Hingga bulan puasa tiba, sedih sekali. Tidak ada tarawih berjamaah. Kegiatan jalan-jalan sore atau yang biasa disebut ngabuburit dilarang, begitu juga kegiatan atau acara buka bersama. Tapi hal tersebut tidak menghalangi kekhusyuan ibadah pada bulan Ramadhan. 

    Embah memutuskan untuk mengadakan tarawih berjamaah di rumah embah khusus keluarga saja. Yang dilanjutkan dengan tadarus bersama. Setelah tadarus sambil menyantap makanan dan minuman sisa buka kami banyak mengobrol. Bertukar cerita, kehidupan jaman embah dulu, ngomongin leluhur silsilah keluaraga, kehidupan aku dan sepupuku semasa kuliah, kehidupan di pesantren, masalah jodoh, bahas ilmu baru dll. Pokoknya banyak deh dari yang serius sampe becandaan hal-hal yang gak penting. Setiap hari satu bulan penuh selama bulan Ramadhan seperti itu. 

    Dilarangnya mudik pada tahun ini menjadikan aku dan keluargaku untuk pertama kalinya merasakan Hari Raya Idul Fitri di kampung sendiri. Emang agak beda, tapi ini semua demi keamanan dan kesehatan semua. Kami tetap bisa bermaaf-maafan dengan keluarga di Majalengkan melalui video call. 

-


    Akhir bulan Syawal adikku harus kembali ke pondok. Ada sedikit rasa khawatir, tapi melihat keamanan yang disediakan pondok agak sedikit lega. Dari mulai penjemputan, tersedianya tim medis dan juga protokol keehatan yang diterapkan. 

Tapi, tepatnya sehari setelah keberangkatan adikku..

Embah sakit.

Sore hari nya Ibuku membawanya ke Bidan dekat rumah. 

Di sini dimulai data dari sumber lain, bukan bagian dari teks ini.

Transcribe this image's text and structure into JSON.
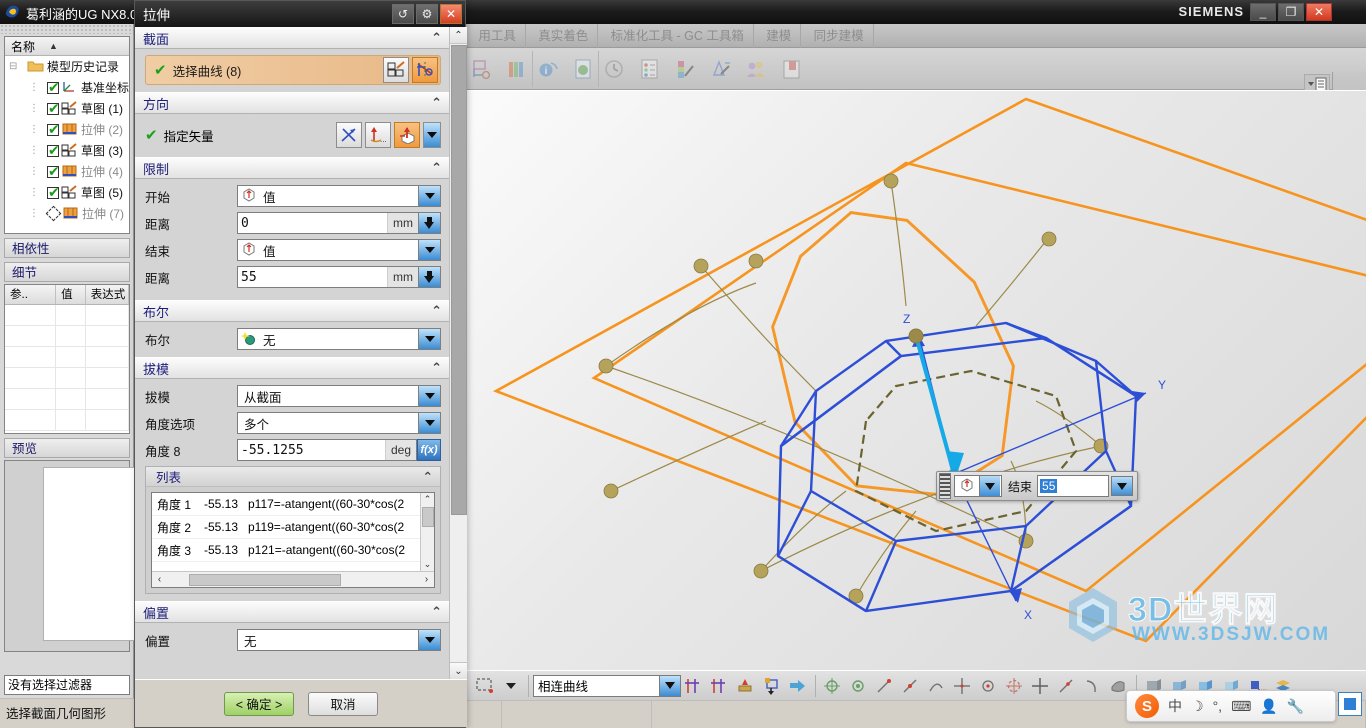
{
  "app": {
    "title": "葛利涵的UG NX8.0",
    "vendor": "SIEMENS",
    "window_buttons": {
      "minimize": "_",
      "maximize": "❐",
      "close": "✕"
    }
  },
  "ribbon": {
    "tabs": [
      {
        "label": "用工具"
      },
      {
        "label": "真实着色"
      },
      {
        "label": "标准化工具 - GC 工具箱"
      },
      {
        "label": "建模"
      },
      {
        "label": "同步建模"
      }
    ],
    "icons": [
      "datum-csys-icon",
      "library-icon",
      "information-icon",
      "report-icon",
      "history-icon",
      "list-icon",
      "gradient-pen-icon",
      "measure-pen-icon",
      "users-icon",
      "bookmark-icon"
    ],
    "panel_button_icon": "panel-list-icon"
  },
  "left_panel": {
    "tree": {
      "header": {
        "label": "名称",
        "sort_icon": "sort-asc-icon"
      },
      "root": {
        "label": "模型历史记录",
        "icon": "folder-icon",
        "expander": "collapse-icon"
      },
      "items": [
        {
          "checked": true,
          "icon": "datum-csys-icon",
          "label": "基准坐标",
          "dim": false
        },
        {
          "checked": true,
          "icon": "sketch-icon",
          "label": "草图 (1)",
          "dim": false
        },
        {
          "checked": true,
          "icon": "extrude-icon",
          "label": "拉伸 (2)",
          "dim": true
        },
        {
          "checked": true,
          "icon": "sketch-icon",
          "label": "草图 (3)",
          "dim": false
        },
        {
          "checked": true,
          "icon": "extrude-icon",
          "label": "拉伸 (4)",
          "dim": true
        },
        {
          "checked": true,
          "icon": "sketch-icon",
          "label": "草图 (5)",
          "dim": false
        },
        {
          "checked": false,
          "icon": "extrude-icon",
          "label": "拉伸 (7)",
          "dim": true
        }
      ]
    },
    "sections": {
      "dependency": "相依性",
      "detail": "细节",
      "preview": "预览"
    },
    "detail_columns": [
      "参..",
      "值",
      "表达式"
    ],
    "detail_sort_icon": "sort-asc-icon",
    "filter_value": "没有选择过滤器",
    "status_message": "选择截面几何图形"
  },
  "dialog": {
    "title": "拉伸",
    "title_buttons": [
      {
        "name": "reset-button",
        "glyph": "↺"
      },
      {
        "name": "settings-button",
        "glyph": "⚙"
      },
      {
        "name": "close-button",
        "glyph": "✕"
      }
    ],
    "groups": [
      {
        "name": "section",
        "header": "截面",
        "collapse_icon": "chevron-up-icon",
        "selection": {
          "check_icon": "green-check-icon",
          "label": "选择曲线 (8)",
          "buttons": [
            {
              "name": "select-curve-rule-button",
              "icon": "curve-rule-icon",
              "active": false
            },
            {
              "name": "sketch-section-button",
              "icon": "sketch-section-icon",
              "active": true
            }
          ]
        }
      },
      {
        "name": "direction",
        "header": "方向",
        "collapse_icon": "chevron-up-icon",
        "selection": {
          "check_icon": "green-check-icon",
          "label": "指定矢量",
          "buttons": [
            {
              "name": "vector-inferred-button",
              "icon": "vector-cross-icon",
              "active": false
            },
            {
              "name": "vector-dialog-button",
              "icon": "vector-dialog-icon",
              "active": false
            },
            {
              "name": "vector-direction-button",
              "icon": "vector-arrow-icon",
              "active": true
            }
          ],
          "dropdown_icon": "chevron-down-icon"
        }
      },
      {
        "name": "limits",
        "header": "限制",
        "collapse_icon": "chevron-up-icon",
        "fields": [
          {
            "label": "开始",
            "type": "combo",
            "icon": "value-cube-icon",
            "value": "值"
          },
          {
            "label": "距离",
            "type": "number",
            "value": "0",
            "unit": "mm"
          },
          {
            "label": "结束",
            "type": "combo",
            "icon": "value-cube-icon",
            "value": "值"
          },
          {
            "label": "距离",
            "type": "number",
            "value": "55",
            "unit": "mm"
          }
        ]
      },
      {
        "name": "boolean",
        "header": "布尔",
        "collapse_icon": "chevron-up-icon",
        "fields": [
          {
            "label": "布尔",
            "type": "combo",
            "icon": "boolean-none-icon",
            "value": "无"
          }
        ]
      },
      {
        "name": "draft",
        "header": "拔模",
        "collapse_icon": "chevron-up-icon",
        "fields": [
          {
            "label": "拔模",
            "type": "combo",
            "value": "从截面"
          },
          {
            "label": "角度选项",
            "type": "combo",
            "value": "多个"
          },
          {
            "label": "角度 8",
            "type": "expr",
            "value": "-55.1255",
            "unit": "deg",
            "fx": "f(x)"
          }
        ],
        "list": {
          "header": "列表",
          "collapse_icon": "chevron-up-icon",
          "rows": [
            {
              "name": "角度 1",
              "value": "-55.13",
              "expression": "p117=-atangent((60-30*cos(2"
            },
            {
              "name": "角度 2",
              "value": "-55.13",
              "expression": "p119=-atangent((60-30*cos(2"
            },
            {
              "name": "角度 3",
              "value": "-55.13",
              "expression": "p121=-atangent((60-30*cos(2"
            }
          ],
          "scroll": {
            "up": "⌃",
            "down": "⌄",
            "left": "‹",
            "right": "›"
          }
        }
      },
      {
        "name": "offset",
        "header": "偏置",
        "collapse_icon": "chevron-up-icon",
        "fields": [
          {
            "label": "偏置",
            "type": "combo",
            "value": "无"
          }
        ]
      }
    ],
    "scrollbar": {
      "up": "⌃",
      "down": "⌄"
    },
    "footer": {
      "ok": "< 确定 >",
      "cancel": "取消"
    }
  },
  "viewport": {
    "onscreen_input": {
      "combo_icon": "value-cube-icon",
      "label": "结束",
      "value": "55",
      "dropdown_icon": "chevron-down-icon",
      "spinner_icon": "spinner-down-icon",
      "grip_icon": "drag-grip-icon"
    },
    "axis_labels": {
      "x": "X",
      "y": "Y",
      "z": "Z"
    },
    "colors": {
      "section_orange": "#F7941E",
      "preview_blue": "#2D4FD6",
      "point_tan": "#B5A35C",
      "vector_cyan": "#15A9E8"
    },
    "watermark": {
      "text": "3D世界网",
      "url": "WWW.3DSJW.COM"
    }
  },
  "bottom_bar": {
    "filter_icon": "selection-rect-icon",
    "filter_dropdown_icon": "chevron-down-icon",
    "curve_rule": "相连曲线",
    "curve_rule_dropdown_icon": "chevron-down-icon",
    "icons": [
      "stop-at-intersection-icon",
      "follow-fillet-icon",
      "snap-point-icon",
      "face-edges-icon",
      "arrow-next-icon",
      "inferred-point-icon",
      "point-on-curve-icon",
      "endpoint-icon",
      "midpoint-icon",
      "arc-center-icon",
      "quadrant-icon",
      "existing-point-icon",
      "intersection-point-icon",
      "center-point-icon",
      "control-point-icon",
      "tangent-point-icon",
      "point-on-face-icon",
      "shaded-view-icon",
      "static-wireframe-icon",
      "top-view-icon",
      "trimetric-view-icon",
      "wcs-icon",
      "layer-icon"
    ]
  },
  "ime": {
    "logo": "S",
    "items": [
      "中",
      "☽",
      "°,",
      "⌨",
      "👤",
      "🔧"
    ],
    "restore_icon": "restore-icon"
  }
}
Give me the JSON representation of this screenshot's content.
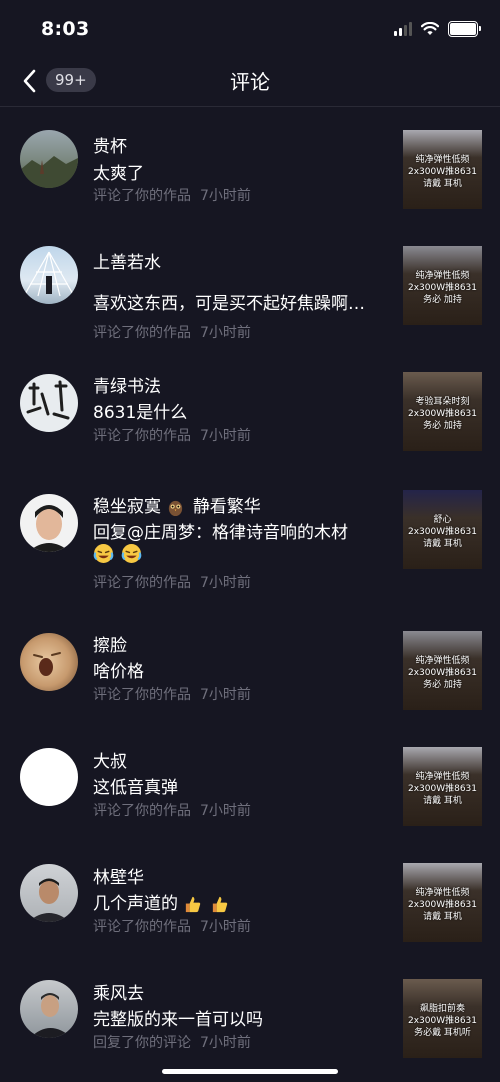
{
  "status_bar": {
    "time": "8:03"
  },
  "nav": {
    "badge": "99+",
    "title": "评论"
  },
  "colors": {
    "background": "#161622",
    "meta_text": "#6f6f7c",
    "badge_bg": "#3a3a48"
  },
  "comments": [
    {
      "username": "贵杯",
      "text": "太爽了",
      "action": "评论了你的作品",
      "time": "7小时前",
      "thumb": [
        "纯净弹性低频",
        "2x300W推8631",
        "请戴    耳机"
      ]
    },
    {
      "username": "上善若水",
      "text": "喜欢这东西，可是买不起好焦躁啊…",
      "action": "评论了你的作品",
      "time": "7小时前",
      "thumb": [
        "纯净弹性低频",
        "2x300W推8631",
        "务必   加持"
      ]
    },
    {
      "username": "青绿书法",
      "text": "8631是什么",
      "action": "评论了你的作品",
      "time": "7小时前",
      "thumb": [
        "考验耳朵时刻",
        "2x300W推8631",
        "务必   加持"
      ]
    },
    {
      "username": "稳坐寂寞",
      "username_suffix": "静看繁华",
      "text": "回复@庄周梦：格律诗音响的木材",
      "action": "评论了你的作品",
      "time": "7小时前",
      "thumb": [
        "舒心",
        "2x300W推8631",
        "请戴    耳机"
      ],
      "emoji_icons": [
        "owl-emoji-icon",
        "laughing-tears-emoji-icon",
        "laughing-tears-emoji-icon"
      ]
    },
    {
      "username": "擦脸",
      "text": "啥价格",
      "action": "评论了你的作品",
      "time": "7小时前",
      "thumb": [
        "纯净弹性低频",
        "2x300W推8631",
        "务必   加持"
      ]
    },
    {
      "username": "大叔",
      "text": "这低音真弹",
      "action": "评论了你的作品",
      "time": "7小时前",
      "thumb": [
        "纯净弹性低频",
        "2x300W推8631",
        "请戴    耳机"
      ]
    },
    {
      "username": "林壁华",
      "text": "几个声道的",
      "action": "评论了你的作品",
      "time": "7小时前",
      "thumb": [
        "纯净弹性低频",
        "2x300W推8631",
        "请戴    耳机"
      ],
      "emoji_icons": [
        "thumbs-up-emoji-icon",
        "thumbs-up-emoji-icon"
      ]
    },
    {
      "username": "乘风去",
      "text": "完整版的来一首可以吗",
      "action": "回复了你的评论",
      "time": "7小时前",
      "thumb": [
        "飙脂扣前奏",
        "2x300W推8631",
        "务必戴   耳机听"
      ]
    }
  ]
}
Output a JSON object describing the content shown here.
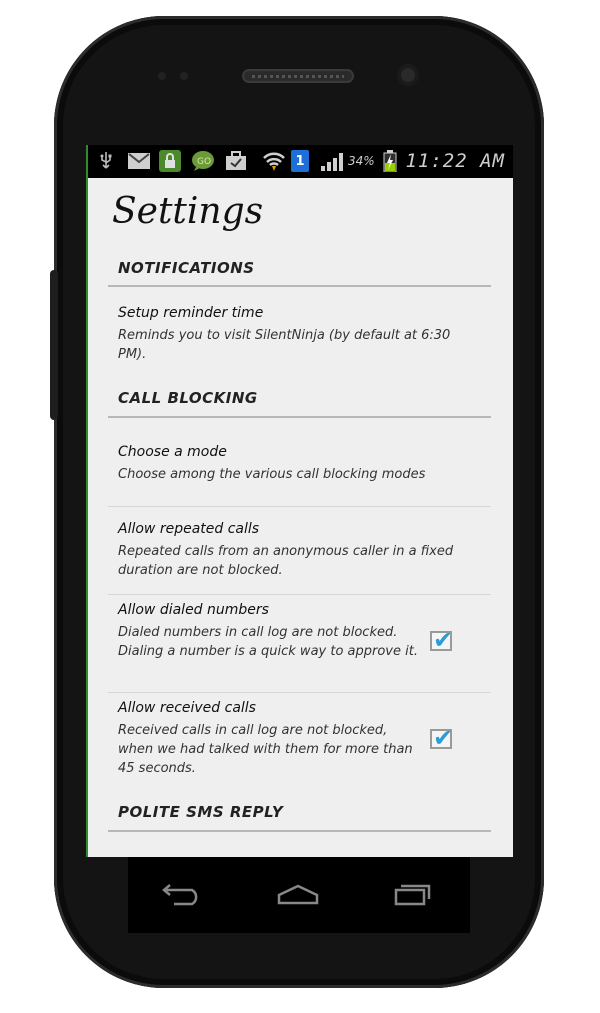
{
  "status_bar": {
    "battery_percent": "34%",
    "time": "11:22 AM",
    "sim_badge": "1",
    "icons": [
      "usb-icon",
      "gmail-icon",
      "lock-icon",
      "go-sms-icon",
      "briefcase-icon",
      "wifi-icon",
      "sim-icon",
      "signal-icon",
      "battery-icon"
    ]
  },
  "page": {
    "title": "Settings"
  },
  "categories": {
    "notifications": "NOTIFICATIONS",
    "call_blocking": "CALL BLOCKING",
    "polite_sms": "POLITE SMS REPLY"
  },
  "prefs": {
    "reminder": {
      "title": "Setup reminder time",
      "summary": "Reminds you to visit SilentNinja (by default at 6:30 PM)."
    },
    "mode": {
      "title": "Choose a mode",
      "summary": "Choose among the various call blocking modes"
    },
    "repeated": {
      "title": "Allow repeated calls",
      "summary": "Repeated calls from an anonymous caller in a fixed duration are not blocked."
    },
    "dialed": {
      "title": "Allow dialed numbers",
      "summary": "Dialed numbers in call log are not blocked. Dialing a number is a quick way to approve it.",
      "checked": true
    },
    "received": {
      "title": "Allow received calls",
      "summary": "Received calls in call log are not blocked, when we had talked with them for more than 45 seconds.",
      "checked": true
    }
  },
  "nav": {
    "back": "back-icon",
    "home": "home-icon",
    "recents": "recent-apps-icon"
  },
  "colors": {
    "accent": "#2a9cd8",
    "background": "#efefef"
  }
}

Oh.. sakit biasa. Lambungnya kambuh. 

Setelah pulang dari bidan, embah minta mau tidur di ruang tengah ngampar kasur. Tanpa berpikir apa-apa, kami menurutinya. Embah juga minta untuk aku, ibuku, sepupu2ku, uwa semuanya untuk ngaji sholat berjamaah di rumah embah. Setelah selesai mengaji, menunggu waktu isya tiba-tiba embah bilang..

"Kalo embah udah gaada, jangan lupa ya Al Fatihahnya tiap waktu sholat. Nitip anak madrasah sama anak ngaji. Yang dateng cuma 1-2 orang juga jangan diliburin".

Kami semua meng-iyakan tanpa berikir apa-apa.

Lalu, kami semua disuruh buat nginep nemenin embah katanya.

...

Jam 1 malem aku belum tidur. Embah juga belum tidur, Aku mendengar rintihan embah kesakitan sambil nyebut "Allah.. Allah.. Astaghfirullah".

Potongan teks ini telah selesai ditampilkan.